The Calcutta Improvement Trust was set up in 1911 through the Kolkata Improvement Act, 1911. Following a recommendation from a government appointed commission and public opinion, the trust was created with the purpose of expansion and improvement of Kolkata and its urban surroundings.

A brainchild of George Lord Curzon when he served as the Governor-General of India, it was created as a reaction to the growing representation of native Indians in the existing Calcutta Municipal Corporation(CMC). Development of urban infrastructure through the maintenance and building of lakes, housing, area development, road alignments, rehabilitation projects and commercial complexes was part of the initial program. This also included the preparation of land bank.
=== Urban Renewal ===
The areas earmarked for growth included localities on the fringes of the city back then such Tollygunge, Kankurgachi, Phoolbagan, Ultadanga, and the Paddapukur locality in Bhawanipore, as well as those well entrenched within the city boundaries such as Maniktala, Entally, Burrabazar, Cossipore, and Paikpara near Chitpur.

The Trust engaged the services of Georges-Eugène Haussmann, the town planner who had successfully restructured the city of Paris. Haussmann believed in Euclidean layouts, comprising straight avenues intersecting each other at right angles. This necessitated ploughing through already built-up areas. His other favoured concepts included 'circulation' (i.e. constructing roads for the movement of people and goods) and 'respiration' (leaving open spaces for the city to breathe).

The resulting confection of parks, wide boulevards and so on entailed the destruction of considerable amounts of built up areas. This continued from its early days, through the decades of the colonial period and even after the partition in 1947.

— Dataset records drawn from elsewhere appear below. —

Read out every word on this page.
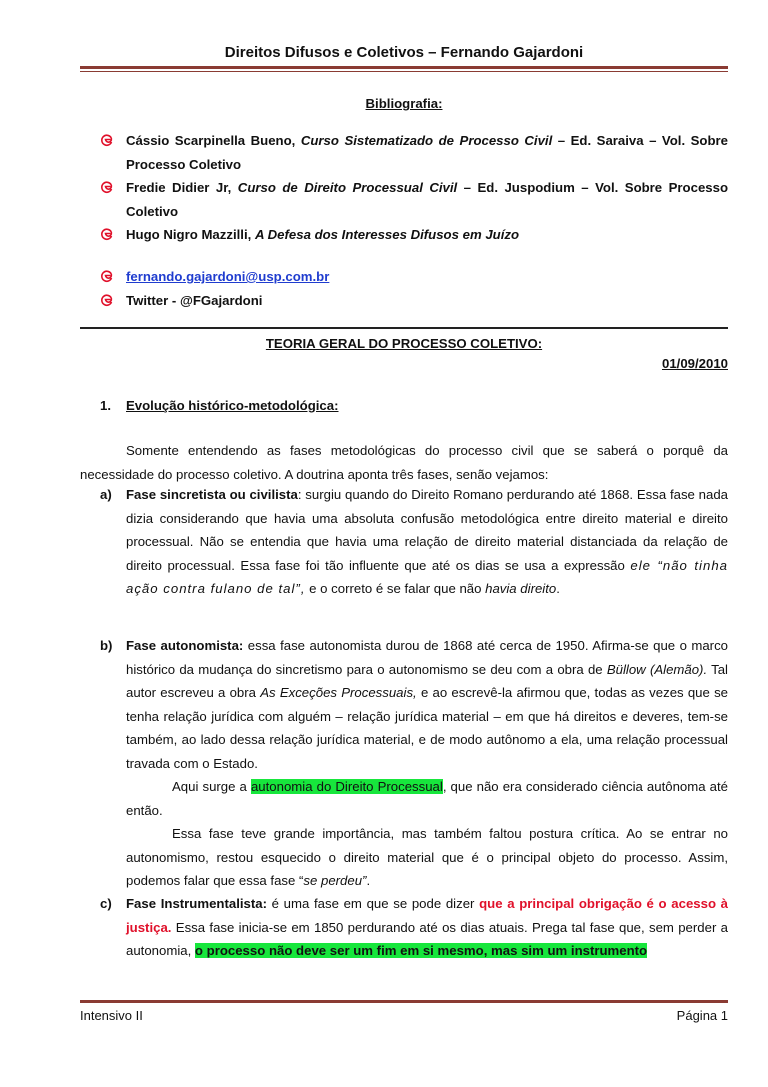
Direitos Difusos e Coletivos – Fernando Gajardoni
Bibliografia:
Cássio Scarpinella Bueno, Curso Sistematizado de Processo Civil – Ed. Saraiva – Vol. Sobre Processo Coletivo
Fredie Didier Jr, Curso de Direito Processual Civil – Ed. Juspodium – Vol. Sobre Processo Coletivo
Hugo Nigro Mazzilli, A Defesa dos Interesses Difusos em Juízo
fernando.gajardoni@usp.com.br
Twitter - @FGajardoni
TEORIA GERAL DO PROCESSO COLETIVO:
01/09/2010
1. Evolução histórico-metodológica:
Somente entendendo as fases metodológicas do processo civil que se saberá o porquê da necessidade do processo coletivo. A doutrina aponta três fases, senão vejamos:
a) Fase sincretista ou civilista: surgiu quando do Direito Romano perdurando até 1868. Essa fase nada dizia considerando que havia uma absoluta confusão metodológica entre direito material e direito processual. Não se entendia que havia uma relação de direito material distanciada da relação de direito processual. Essa fase foi tão influente que até os dias se usa a expressão ele “não tinha ação contra fulano de tal”, e o correto é se falar que não havia direito.
b) Fase autonomista: essa fase autonomista durou de 1868 até cerca de 1950. Afirma-se que o marco histórico da mudança do sincretismo para o autonomismo se deu com a obra de Büllow (Alemão). Tal autor escreveu a obra As Exceções Processuais, e ao escrevê-la afirmou que, todas as vezes que se tenha relação jurídica com alguém – relação jurídica material – em que há direitos e deveres, tem-se também, ao lado dessa relação jurídica material, e de modo autônomo a ela, uma relação processual travada com o Estado.
Aqui surge a autonomia do Direito Processual, que não era considerado ciência autônoma até então.
Essa fase teve grande importância, mas também faltou postura crítica. Ao se entrar no autonomismo, restou esquecido o direito material que é o principal objeto do processo. Assim, podemos falar que essa fase “se perdeu”.
c) Fase Instrumentalista: é uma fase em que se pode dizer que a principal obrigação é o acesso à justiça. Essa fase inicia-se em 1850 perdurando até os dias atuais. Prega tal fase que, sem perder a autonomia, o processo não deve ser um fim em si mesmo, mas sim um instrumento
Intensivo II	Página 1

In May 2011, The Municipal and Urban Development Minister of Bengal announced that the KIT would be merged with the KMC.

=== Merger with KMDA ===
In 2017, the state government merged the century-old KIT and the Kolkata Metropolitan Water and Sanitation Authority (KMWSA) with the Kolkata Metropolitan Development Authority(KMDA). This was done by passing the West Bengal Town and Country (Planning and Development) Bill, 2017 by Firhad Hakim, state Urban Development and Municipal Affairs minister.

As a result, the Kolkata Improvement Trust Act, 1911 and Kolkata Metropolitan Water and Sanitation Act, 1966 were repealed. Hakim had alleged the two organisations had been merged for efficient management and execution and bring them under one umbrella.

"CPI(M) used to sell land of KMDA at throwaway prices and the KIT had virtually become defunct." Hakim had said in the assembly. There are 419 staffs and 200 engineers in KIT but they do not practically have any work. They used to come to office, gossip for the whole day and got the salary at the end of the month. The Bill will reduce overhead expenditure," he maintained.

==Major projects==

Some of its recent projects in recent years include: A commercial Complex at Bosepukur, in Kasba as well as the construction of the Kolkata Metropolitan Library Building at Ballygunge Park Road.

At the time of merger with KMDA, among the proposed activities on a Public-Private Partnership Model were the completion of a link road adjoining Subhash Sarobar, extension of the development of Rabindra Sarobar, Subhas Sarobar, residential-cum-commercial complex at Bow Street, taking up renovation of BRS-II at Dum Dum Road and encroached KIT land along Ultadanga Railway Line. Projects such as the construction of road and overbridge connecting Beliaghata Main Road and Kolkata Railway Passengers Terminal under the central Jawaharlal Nehru National Urban Renewal Mission scheme was also on the cards.